Now, this button says, Insert New User, and we will have to change that to say, Update User, because this is our update form, not our insert form. And the difference is, inserting a new user adds information to the database. Update simply changes information that is already stored within the database. So, that is a plan for this whole administrative interface. So, there's actually three different pieces we need to do to put this together.

But the first piece we need to address is getting our user list printing out all of our members within this table and making this User ID a hyperlink so we can pass that User ID to the Update page. The second portion will be working with this page, placing that information from the database for that member into this form. And then, once that is done, we need to activate this button to change the data within the database based on the new information.

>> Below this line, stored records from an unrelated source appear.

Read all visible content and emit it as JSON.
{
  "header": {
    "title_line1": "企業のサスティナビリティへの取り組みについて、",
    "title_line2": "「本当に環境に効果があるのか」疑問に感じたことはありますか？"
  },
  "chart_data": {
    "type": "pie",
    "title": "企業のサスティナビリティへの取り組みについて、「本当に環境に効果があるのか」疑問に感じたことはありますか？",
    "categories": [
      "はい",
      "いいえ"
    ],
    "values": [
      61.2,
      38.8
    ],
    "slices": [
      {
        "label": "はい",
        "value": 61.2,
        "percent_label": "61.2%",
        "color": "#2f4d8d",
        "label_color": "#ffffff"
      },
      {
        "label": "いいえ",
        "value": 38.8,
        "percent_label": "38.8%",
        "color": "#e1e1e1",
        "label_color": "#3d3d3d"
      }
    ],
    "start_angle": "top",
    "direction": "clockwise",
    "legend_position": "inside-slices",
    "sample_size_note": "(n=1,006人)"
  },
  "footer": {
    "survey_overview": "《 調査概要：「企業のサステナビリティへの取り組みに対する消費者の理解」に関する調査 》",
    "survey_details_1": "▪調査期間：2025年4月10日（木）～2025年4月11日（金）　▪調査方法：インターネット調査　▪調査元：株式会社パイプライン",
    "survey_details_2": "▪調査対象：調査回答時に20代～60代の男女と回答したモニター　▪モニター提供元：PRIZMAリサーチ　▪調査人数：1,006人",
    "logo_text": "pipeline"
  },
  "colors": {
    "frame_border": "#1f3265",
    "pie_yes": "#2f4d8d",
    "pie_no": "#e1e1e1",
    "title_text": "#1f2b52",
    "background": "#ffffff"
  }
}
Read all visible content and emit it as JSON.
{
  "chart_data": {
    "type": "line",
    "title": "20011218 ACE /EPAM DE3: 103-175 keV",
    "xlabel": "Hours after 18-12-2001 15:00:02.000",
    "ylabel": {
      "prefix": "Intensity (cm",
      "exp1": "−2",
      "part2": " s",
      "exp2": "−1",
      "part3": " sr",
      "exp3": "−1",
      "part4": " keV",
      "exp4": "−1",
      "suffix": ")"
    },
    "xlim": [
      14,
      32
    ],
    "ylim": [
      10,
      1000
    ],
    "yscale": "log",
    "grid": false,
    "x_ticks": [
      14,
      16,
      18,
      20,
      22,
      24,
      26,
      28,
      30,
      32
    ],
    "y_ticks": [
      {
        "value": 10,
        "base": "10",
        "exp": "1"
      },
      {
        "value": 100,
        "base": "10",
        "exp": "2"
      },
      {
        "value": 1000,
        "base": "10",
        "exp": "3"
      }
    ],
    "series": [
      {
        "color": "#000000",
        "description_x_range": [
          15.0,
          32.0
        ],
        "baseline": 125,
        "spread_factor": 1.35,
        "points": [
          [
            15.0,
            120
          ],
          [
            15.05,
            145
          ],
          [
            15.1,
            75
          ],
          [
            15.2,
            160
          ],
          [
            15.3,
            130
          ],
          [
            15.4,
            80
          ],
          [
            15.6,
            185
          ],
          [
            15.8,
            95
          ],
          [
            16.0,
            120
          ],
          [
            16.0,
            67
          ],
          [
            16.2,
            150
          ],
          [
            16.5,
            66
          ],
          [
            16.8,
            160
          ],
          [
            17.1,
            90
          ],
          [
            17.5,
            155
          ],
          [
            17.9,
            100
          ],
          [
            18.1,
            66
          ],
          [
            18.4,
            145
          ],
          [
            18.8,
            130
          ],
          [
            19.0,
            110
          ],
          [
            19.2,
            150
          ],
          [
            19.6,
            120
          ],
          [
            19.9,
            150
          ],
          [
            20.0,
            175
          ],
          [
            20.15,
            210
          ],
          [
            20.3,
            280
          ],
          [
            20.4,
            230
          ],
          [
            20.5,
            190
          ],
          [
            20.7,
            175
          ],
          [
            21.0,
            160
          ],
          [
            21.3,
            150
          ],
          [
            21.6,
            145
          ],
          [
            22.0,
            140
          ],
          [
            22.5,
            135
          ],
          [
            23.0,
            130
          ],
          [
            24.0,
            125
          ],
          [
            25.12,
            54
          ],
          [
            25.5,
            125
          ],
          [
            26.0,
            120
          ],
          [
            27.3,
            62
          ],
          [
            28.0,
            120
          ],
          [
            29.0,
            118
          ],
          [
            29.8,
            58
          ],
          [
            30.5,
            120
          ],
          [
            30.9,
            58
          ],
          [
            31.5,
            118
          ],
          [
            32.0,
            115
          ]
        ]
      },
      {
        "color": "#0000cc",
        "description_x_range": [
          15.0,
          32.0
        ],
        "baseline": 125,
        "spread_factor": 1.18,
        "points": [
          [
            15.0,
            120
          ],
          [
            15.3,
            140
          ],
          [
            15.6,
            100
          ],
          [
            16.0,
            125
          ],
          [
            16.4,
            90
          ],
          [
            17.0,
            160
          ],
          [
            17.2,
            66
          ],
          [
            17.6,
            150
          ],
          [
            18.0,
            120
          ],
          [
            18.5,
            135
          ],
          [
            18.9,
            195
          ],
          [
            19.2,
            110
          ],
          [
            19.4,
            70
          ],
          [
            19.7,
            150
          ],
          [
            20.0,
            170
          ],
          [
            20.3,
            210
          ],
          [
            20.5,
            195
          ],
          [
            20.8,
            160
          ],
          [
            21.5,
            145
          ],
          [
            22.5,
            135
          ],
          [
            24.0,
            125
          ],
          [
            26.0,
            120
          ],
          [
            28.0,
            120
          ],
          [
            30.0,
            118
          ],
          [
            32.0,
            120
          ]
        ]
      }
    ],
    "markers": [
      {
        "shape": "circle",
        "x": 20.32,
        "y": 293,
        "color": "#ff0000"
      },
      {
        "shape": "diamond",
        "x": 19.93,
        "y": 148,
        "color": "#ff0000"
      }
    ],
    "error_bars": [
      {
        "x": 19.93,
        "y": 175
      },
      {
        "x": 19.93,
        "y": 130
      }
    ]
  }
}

And then, we'll take the user right back to the User List so they can confirm that the data was changed and modify another member's information if they need to do so. So, that is our Administrative Area. It is a way to update member information within our website, specifically the website database for all of the various members. Now, if we look at that database, it is the Login table is what we're going to be modifying.

So, we'll be working in the Login table within our database once we move into planning these pages and getting them set up. So, let's get started building our user or member update area.